To start with, if you think of a simple piece of code like this:
if ( 1 ) { putc('a'); }
This is only a 23 byte character program, so why should it be slow to compile? Well, the first stage of parsing this program involves tokenization. In this short program, I count 16 different 'tokens' (including the whitespace). If you want to have even the simplest data structure to describe one of your 'tokens', that only contains a single pointer to an offset in the program, then you will need to consume 16 pointers just for the tokens. On a 64 bit machine, you'll have 8 byte pointers, and 16 * 8 = 128 bytes, just for the pointers into the byte array of the program! And we haven't even started talking about the memory overhead of all the other things you'll need to describe about these tokens in your token object.So, now we already have a memory overhead that is more than 5 times as big as the program, but we also have to build the parse tree, control flow graphs, linker objects etc. and you also have to pull in a mess of header files, bloated libraries etc. If you're wasteful with memory in the compiler, you can easily run out of memory from compiling a few megabytes of source code. Being more intelligent with memory management requires copying memory around a lot, which also adds to the latency.

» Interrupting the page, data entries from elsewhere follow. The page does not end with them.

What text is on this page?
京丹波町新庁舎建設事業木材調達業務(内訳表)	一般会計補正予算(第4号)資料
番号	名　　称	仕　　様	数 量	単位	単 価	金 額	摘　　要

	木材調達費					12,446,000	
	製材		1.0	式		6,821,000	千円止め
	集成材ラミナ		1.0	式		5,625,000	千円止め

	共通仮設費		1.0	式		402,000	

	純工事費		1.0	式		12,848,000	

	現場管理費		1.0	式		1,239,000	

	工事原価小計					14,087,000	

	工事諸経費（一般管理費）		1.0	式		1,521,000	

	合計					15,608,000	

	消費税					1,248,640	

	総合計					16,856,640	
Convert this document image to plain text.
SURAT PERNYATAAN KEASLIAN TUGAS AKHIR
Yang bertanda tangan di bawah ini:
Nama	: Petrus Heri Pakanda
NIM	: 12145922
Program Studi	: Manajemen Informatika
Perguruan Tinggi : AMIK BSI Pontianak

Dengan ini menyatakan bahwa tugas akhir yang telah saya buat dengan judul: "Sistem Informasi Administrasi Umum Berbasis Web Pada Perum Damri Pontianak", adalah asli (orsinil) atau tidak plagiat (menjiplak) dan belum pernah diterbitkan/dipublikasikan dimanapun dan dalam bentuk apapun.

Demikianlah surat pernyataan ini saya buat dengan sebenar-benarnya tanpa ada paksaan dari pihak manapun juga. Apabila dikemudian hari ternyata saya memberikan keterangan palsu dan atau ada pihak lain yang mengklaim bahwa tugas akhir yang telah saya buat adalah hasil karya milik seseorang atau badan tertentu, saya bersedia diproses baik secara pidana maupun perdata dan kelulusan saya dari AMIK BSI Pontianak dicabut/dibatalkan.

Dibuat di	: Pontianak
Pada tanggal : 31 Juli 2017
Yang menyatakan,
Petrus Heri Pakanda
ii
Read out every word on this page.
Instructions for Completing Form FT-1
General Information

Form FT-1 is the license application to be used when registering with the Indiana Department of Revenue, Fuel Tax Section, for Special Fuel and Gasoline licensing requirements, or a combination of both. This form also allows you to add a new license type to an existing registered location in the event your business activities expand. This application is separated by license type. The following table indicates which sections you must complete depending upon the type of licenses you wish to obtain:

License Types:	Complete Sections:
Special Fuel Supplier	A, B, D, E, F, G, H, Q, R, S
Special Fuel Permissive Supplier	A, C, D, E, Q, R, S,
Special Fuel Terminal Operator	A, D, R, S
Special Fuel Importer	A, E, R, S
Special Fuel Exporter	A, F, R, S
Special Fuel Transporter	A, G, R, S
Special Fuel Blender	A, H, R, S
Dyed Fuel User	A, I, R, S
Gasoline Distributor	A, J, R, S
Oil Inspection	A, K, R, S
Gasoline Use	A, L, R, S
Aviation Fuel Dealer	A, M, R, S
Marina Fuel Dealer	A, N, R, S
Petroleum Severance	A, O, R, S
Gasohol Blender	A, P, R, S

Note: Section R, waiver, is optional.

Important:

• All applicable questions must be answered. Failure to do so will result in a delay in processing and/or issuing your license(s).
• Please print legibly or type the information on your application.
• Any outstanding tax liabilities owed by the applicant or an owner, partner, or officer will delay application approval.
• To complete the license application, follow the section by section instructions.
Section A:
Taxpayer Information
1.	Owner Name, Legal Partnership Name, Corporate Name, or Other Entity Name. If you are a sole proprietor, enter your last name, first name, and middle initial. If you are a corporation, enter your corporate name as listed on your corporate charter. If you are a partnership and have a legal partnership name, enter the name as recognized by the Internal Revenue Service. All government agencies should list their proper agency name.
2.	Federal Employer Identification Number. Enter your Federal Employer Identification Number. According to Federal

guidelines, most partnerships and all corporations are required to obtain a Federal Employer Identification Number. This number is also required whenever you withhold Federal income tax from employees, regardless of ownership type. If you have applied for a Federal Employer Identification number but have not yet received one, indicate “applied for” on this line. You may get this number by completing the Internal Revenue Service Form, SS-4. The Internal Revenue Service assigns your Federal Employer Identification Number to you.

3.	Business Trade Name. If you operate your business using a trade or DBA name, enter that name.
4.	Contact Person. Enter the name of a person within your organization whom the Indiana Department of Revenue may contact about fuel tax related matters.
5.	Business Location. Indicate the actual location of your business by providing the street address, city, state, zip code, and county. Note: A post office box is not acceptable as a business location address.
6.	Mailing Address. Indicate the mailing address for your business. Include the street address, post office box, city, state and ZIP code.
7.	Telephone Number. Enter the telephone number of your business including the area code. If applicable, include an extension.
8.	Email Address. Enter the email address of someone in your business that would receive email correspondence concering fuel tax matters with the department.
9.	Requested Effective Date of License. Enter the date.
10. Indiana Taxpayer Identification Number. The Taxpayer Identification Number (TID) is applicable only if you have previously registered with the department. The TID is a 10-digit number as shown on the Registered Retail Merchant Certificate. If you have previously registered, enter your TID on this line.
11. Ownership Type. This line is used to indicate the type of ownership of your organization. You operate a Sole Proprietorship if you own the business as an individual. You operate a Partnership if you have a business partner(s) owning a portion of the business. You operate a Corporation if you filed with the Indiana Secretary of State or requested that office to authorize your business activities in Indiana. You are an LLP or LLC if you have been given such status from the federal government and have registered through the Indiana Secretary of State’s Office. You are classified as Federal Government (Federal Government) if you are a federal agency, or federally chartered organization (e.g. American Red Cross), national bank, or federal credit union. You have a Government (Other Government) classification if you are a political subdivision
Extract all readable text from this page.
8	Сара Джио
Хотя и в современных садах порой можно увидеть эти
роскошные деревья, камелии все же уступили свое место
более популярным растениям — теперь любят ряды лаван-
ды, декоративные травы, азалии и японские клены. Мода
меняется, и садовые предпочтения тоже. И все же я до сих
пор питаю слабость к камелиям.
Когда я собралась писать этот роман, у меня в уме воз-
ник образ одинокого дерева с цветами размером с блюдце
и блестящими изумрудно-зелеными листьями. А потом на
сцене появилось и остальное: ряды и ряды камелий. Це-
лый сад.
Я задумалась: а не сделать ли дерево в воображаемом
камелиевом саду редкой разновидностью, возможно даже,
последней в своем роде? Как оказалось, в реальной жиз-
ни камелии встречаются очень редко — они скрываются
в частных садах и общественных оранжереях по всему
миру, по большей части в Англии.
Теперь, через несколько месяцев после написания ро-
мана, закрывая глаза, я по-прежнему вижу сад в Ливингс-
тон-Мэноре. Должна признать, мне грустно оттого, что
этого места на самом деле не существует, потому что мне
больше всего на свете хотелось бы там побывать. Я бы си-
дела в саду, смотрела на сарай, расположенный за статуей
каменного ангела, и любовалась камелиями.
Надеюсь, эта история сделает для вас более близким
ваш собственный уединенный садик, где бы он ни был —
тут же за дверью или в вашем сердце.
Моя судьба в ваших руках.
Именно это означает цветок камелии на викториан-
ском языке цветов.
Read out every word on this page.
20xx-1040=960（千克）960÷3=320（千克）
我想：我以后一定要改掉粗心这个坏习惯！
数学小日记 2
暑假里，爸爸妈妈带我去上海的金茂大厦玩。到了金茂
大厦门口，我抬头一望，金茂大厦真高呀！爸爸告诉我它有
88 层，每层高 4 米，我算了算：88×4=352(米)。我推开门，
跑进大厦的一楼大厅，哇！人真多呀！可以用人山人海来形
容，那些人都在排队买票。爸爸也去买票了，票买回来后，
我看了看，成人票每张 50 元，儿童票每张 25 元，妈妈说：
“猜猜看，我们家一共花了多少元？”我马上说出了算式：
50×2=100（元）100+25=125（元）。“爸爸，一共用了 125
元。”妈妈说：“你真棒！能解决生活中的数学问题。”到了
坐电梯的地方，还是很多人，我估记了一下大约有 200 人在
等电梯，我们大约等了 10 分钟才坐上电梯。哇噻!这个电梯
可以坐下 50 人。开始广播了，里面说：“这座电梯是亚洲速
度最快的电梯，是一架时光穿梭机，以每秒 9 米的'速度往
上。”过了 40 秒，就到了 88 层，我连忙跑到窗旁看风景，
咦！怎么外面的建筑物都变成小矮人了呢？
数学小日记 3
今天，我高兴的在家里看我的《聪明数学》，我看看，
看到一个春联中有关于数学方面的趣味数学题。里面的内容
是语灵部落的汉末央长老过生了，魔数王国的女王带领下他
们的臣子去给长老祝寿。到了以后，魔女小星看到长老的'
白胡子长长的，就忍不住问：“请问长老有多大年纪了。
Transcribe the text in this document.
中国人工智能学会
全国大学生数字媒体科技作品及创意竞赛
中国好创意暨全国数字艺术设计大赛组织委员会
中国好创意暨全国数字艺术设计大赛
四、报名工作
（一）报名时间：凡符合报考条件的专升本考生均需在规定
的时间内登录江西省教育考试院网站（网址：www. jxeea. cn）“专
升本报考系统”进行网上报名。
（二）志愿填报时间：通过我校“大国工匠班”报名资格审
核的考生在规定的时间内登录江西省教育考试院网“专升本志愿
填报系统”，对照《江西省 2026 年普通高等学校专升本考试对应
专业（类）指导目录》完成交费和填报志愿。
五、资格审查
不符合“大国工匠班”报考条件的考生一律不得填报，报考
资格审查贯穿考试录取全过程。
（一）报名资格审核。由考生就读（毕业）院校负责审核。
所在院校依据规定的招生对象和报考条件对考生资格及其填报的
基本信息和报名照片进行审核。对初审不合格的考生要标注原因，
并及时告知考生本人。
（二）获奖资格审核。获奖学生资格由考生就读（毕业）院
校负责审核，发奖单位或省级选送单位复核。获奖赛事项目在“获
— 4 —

So, now you need to think about optimizing your memory use, and do 'smarter' things that trade memory usage for CPU. Plus, you're likely to also start needing free/delete a lot from heap memory which is a system call and therefore slower than a call within your program. By the time you implement all this 'optimization', you compiler has become an incredibly complicated and bloated system that requires even more code to optimize all the opportunities for improvement.
But sometimes it’s advantageous - E.g. it’s possible for a compiler to take advantage of special CPU instructions that that are present on your CPU but cannot be guaranteed are present everywhere - resulting in a faster binary. In some special but relatively rare edge cases (e.g. numerical computing / simulations) these speed ups can be significant.
But there’s heaps of room for improvement, E.g. most compilations have steps that are embarrassingly parallel - so make has an option “-j” that allows you to use multiple CPU cores - this significantly speeds up the compilation of numpy, the trouble is, it also increases memory consumption quite a bit, so make cannot change its default to use all cores as it would OOM a lot of existing build systems.
What what I have seen the vast majority (like > 90%) of automated build systems don’t take advantage of multi core compiles, so that’s why they are dreadfully slow by default. Pythons subsystems are guilty of this, which is why building matplotlib, numpy, scipy, etc from source is very very slow
If you don't need the compiler, you can write machine code in hexadecimal directly, like the old days - that's really "coding" a program. But as a practical matter, we do need it - we want more organized methods of coding with more static checks. And then it's a question of, well, how much? Can we automate even more of it?
And we don't know those answers but we keep pushing the boundary a little farther as hardware progresses, and we also have a gradual creeping up of source code size as more and more features work their way down the stack towards being shared, reused code, so compilers always find ways to be slower. Work in an older compiler on newer hardware and it'll feel fast.
Some languages (I suppose language pairs from source to target) compile dramatically faster than others.